I am trying to calculate $\text{Aut} (D_3)$, the automorphism group of the group of symmetries of the triangle. But I got stuck and now I have two questions about this.
Let me share my thoughts first:
First I noted that an isomorphism maps elements to elements of same order. Therefore, any $\varphi : D_3 \to D_3$ maps reflections to reflections and rotations to rotations. As candidates I got:
(1) the identity map $\varphi_1 (x) = x$
(2) the map $\varphi_2 (x) = x$ except $R_{120}\mapsto R_{240}$ and $R_{240}\mapsto R_{120}$
(3) the map $\varphi_3 (x) = x$ except $F_1 \mapsto F_2$ and $F_2 \mapsto F_1$
(4) the map $\varphi_4 (x) = x$ except $F_2 \mapsto F_3$ and $F_3 \mapsto F_2$
(5) the map $\varphi_5 (x) = x$ except $F_1 \mapsto F_3$ and $F_3 \mapsto F_1$
Then since $F_1 F_2 = R_{120}$, $\varphi_3 (R_{120}) = R_{240}$ and $\varphi_3 (R_{240}) = R_{120}$. Now I wanted to show that also $\varphi_2 (F_1) = F_2 $ and $\varphi_2(F_2) = F_1$ but unfortunately this doesn't have to be true since $\varphi_2$ could map $F_1$ to $F_3$ for example.
Now my question is:
Can one say something like we relabel the reflections and therefore
$\varphi_2 (F_1) = F_2$?
If yes then all these are equal and there are only two automorphisms —
That I have found anyway because my next question is:
How can I be sure that I found all automorphisms of a given group? Are
there upper and lower bounds on the number?
Best Answer
Let's characterize $D_3$ as the group generated by $r,t$ with $$r^3 = t^2 = (rt)^2 = e$$ $\hspace{10pt}$Suppose that $\phi:D_3 \to D_3$ is an automorphism.
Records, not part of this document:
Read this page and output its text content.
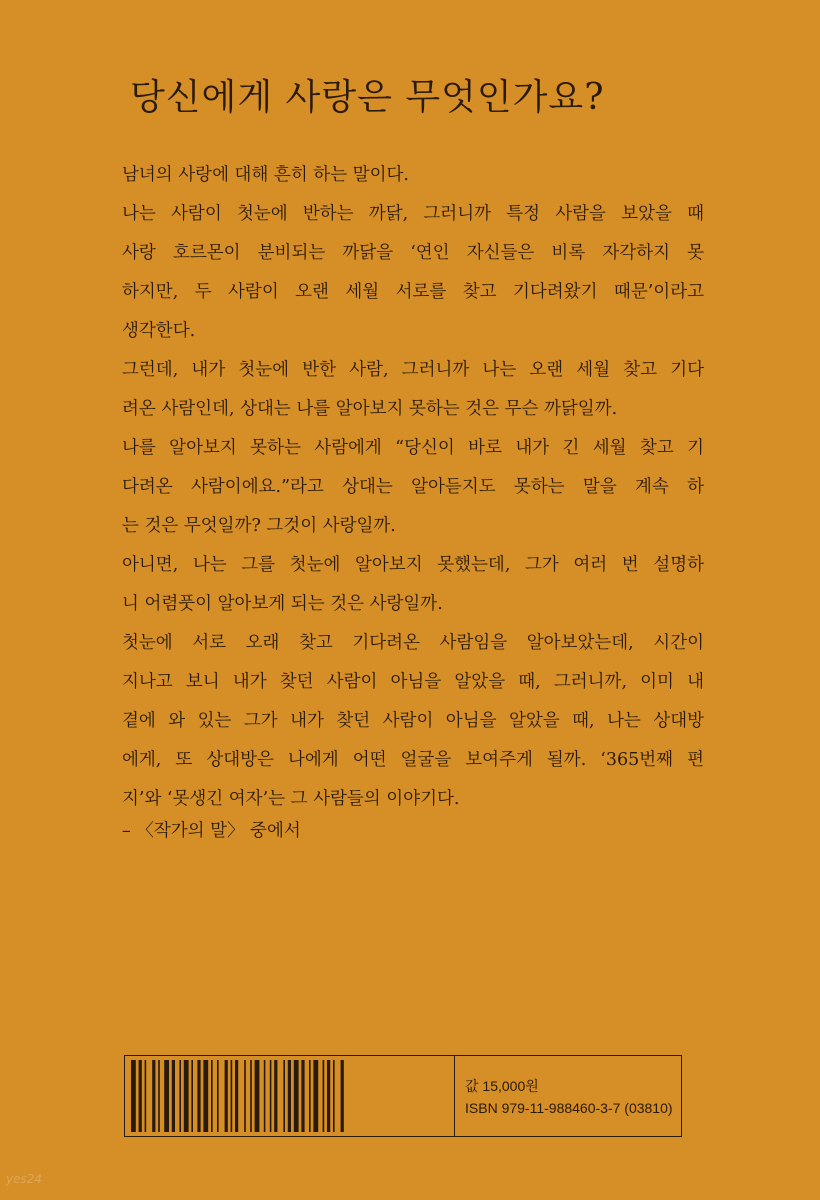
당신에게 사랑은 무엇인가요?
남녀의 사랑에 대해 흔히 하는 말이다.
나는 사람이 첫눈에 반하는 까닭, 그러니까 특정 사람을 보았을 때
사랑 호르몬이 분비되는 까닭을 ‘연인 자신들은 비록 자각하지 못
하지만, 두 사람이 오랜 세월 서로를 찾고 기다려왔기 때문’이라고
생각한다.
그런데, 내가 첫눈에 반한 사람, 그러니까 나는 오랜 세월 찾고 기다
려온 사람인데, 상대는 나를 알아보지 못하는 것은 무슨 까닭일까.
나를 알아보지 못하는 사람에게 “당신이 바로 내가 긴 세월 찾고 기
다려온 사람이에요.”라고 상대는 알아듣지도 못하는 말을 계속 하
는 것은 무엇일까? 그것이 사랑일까.
아니면, 나는 그를 첫눈에 알아보지 못했는데, 그가 여러 번 설명하
니 어렴풋이 알아보게 되는 것은 사랑일까.
첫눈에 서로 오래 찾고 기다려온 사람임을 알아보았는데, 시간이
지나고 보니 내가 찾던 사람이 아님을 알았을 때, 그러니까, 이미 내
곁에 와 있는 그가 내가 찾던 사람이 아님을 알았을 때, 나는 상대방
에게, 또 상대방은 나에게 어떤 얼굴을 보여주게 될까. ‘365번째 편
지’와 ‘못생긴 여자’는 그 사람들의 이야기다.
– 〈작가의 말〉 중에서
값 15,000원
ISBN 979-11-988460-3-7 (03810)
yes24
Then, $\phi(t)$ must be of order two $\Rightarrow$ $\phi(t) \in \{t,rt, r^2 t\}$.
Similarly we can see that $\phi(r)$ must be of order three $\Rightarrow$ $\phi(r) \in \{r,r^2\}$.
Since these two choices determine $\phi$ (and any two are compatible), we have $2 \times 3 = 6$ possible choices for $\phi$.